Dopo 125 anni trascorsi a giudicare ristoranti con la severità di un arbitro di Champions League, la Guida MICHELIN decide di fare un passo in più, anzi un sorso in più: nascono i Grappoli MICHELIN, il nuovo sistema di valutazione dedicato al vino.
Un segnale chiaro: il vino entra ufficialmente nel pantheon MICHELIN.
Ma serviva davvero una Guida MICHELIN per il vino?
In realtà, il vino è sempre stato parte integrante dell’esperienza gastronomica premiata da MICHELIN. Nei ristoranti stellati non sono mai mancate carte dei vini curate e abbinamenti pensati al dettaglio. Era solo questione di tempo prima che anche il vino entrasse in una classifica tutta sua.

Cosa sono i Grappoli MICHELIN?
I Grappoli MICHELIN funzionano in modo simile alle celebri Stelle: i vini vengono premiati con 1, 2 o 3 Grappoli, in base al loro valore complessivo. Accanto a questi riconoscimenti, la guida includerà anche una selezione di produttori consigliati, pensata per orientare appassionati e professionisti.
Come funziona la valutazione dei vini MICHELIN?
La valutazione si basa su cinque criteri fondamentali:
- qualità del vigneto
- competenza tecnica
- identità del vino
- equilibrio
- costanza nel tempo
I vini non vengono giudicati su una singola annata, ma su più vendemmie, proprio per evitare di premiare un exploit occasionale e valorizzare invece l’affidabilità del produttore nel tempo.

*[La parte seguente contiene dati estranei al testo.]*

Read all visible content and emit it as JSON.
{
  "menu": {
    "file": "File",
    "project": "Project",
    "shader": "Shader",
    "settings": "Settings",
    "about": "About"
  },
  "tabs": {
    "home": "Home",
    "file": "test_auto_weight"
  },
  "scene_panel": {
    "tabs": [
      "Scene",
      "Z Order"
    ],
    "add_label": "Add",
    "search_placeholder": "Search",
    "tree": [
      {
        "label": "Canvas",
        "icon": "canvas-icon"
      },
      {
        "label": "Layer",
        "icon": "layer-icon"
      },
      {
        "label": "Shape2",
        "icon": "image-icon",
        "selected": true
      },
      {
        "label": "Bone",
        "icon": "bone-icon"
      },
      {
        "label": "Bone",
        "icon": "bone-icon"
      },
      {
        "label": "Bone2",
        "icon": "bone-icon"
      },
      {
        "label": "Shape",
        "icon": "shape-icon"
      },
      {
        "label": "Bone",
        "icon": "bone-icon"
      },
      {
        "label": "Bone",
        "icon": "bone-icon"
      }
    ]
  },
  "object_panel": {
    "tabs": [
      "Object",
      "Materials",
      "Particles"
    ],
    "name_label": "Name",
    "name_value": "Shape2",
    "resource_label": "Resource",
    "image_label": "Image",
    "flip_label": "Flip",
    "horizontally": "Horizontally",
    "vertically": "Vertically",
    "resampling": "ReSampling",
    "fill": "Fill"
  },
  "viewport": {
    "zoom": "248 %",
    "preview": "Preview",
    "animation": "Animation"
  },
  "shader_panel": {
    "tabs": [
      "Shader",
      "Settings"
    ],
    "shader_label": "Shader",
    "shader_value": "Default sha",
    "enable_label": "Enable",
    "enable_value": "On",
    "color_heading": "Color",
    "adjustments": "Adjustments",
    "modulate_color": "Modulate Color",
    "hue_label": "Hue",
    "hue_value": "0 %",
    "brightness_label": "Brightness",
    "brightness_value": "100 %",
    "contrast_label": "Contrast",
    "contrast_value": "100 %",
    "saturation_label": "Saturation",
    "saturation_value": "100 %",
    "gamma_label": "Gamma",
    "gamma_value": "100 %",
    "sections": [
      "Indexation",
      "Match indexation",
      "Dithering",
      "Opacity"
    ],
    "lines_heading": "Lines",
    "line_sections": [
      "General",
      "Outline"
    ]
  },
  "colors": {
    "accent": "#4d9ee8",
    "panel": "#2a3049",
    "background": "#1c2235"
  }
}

Chi sono i giudici dei Grappoli MICHELIN
Ispettori specializzati, professionisti del vino indipendenti, ex sommelier, critici e esperti del settore.
Da dove partirà la Guida?
La novità inizia con il botto, da due territori che non hanno bisogno di trailer: Bordeaux e Borgogna.
Due leggende del vino mondiale, un po’ come partire direttamente con Maradona e Platini.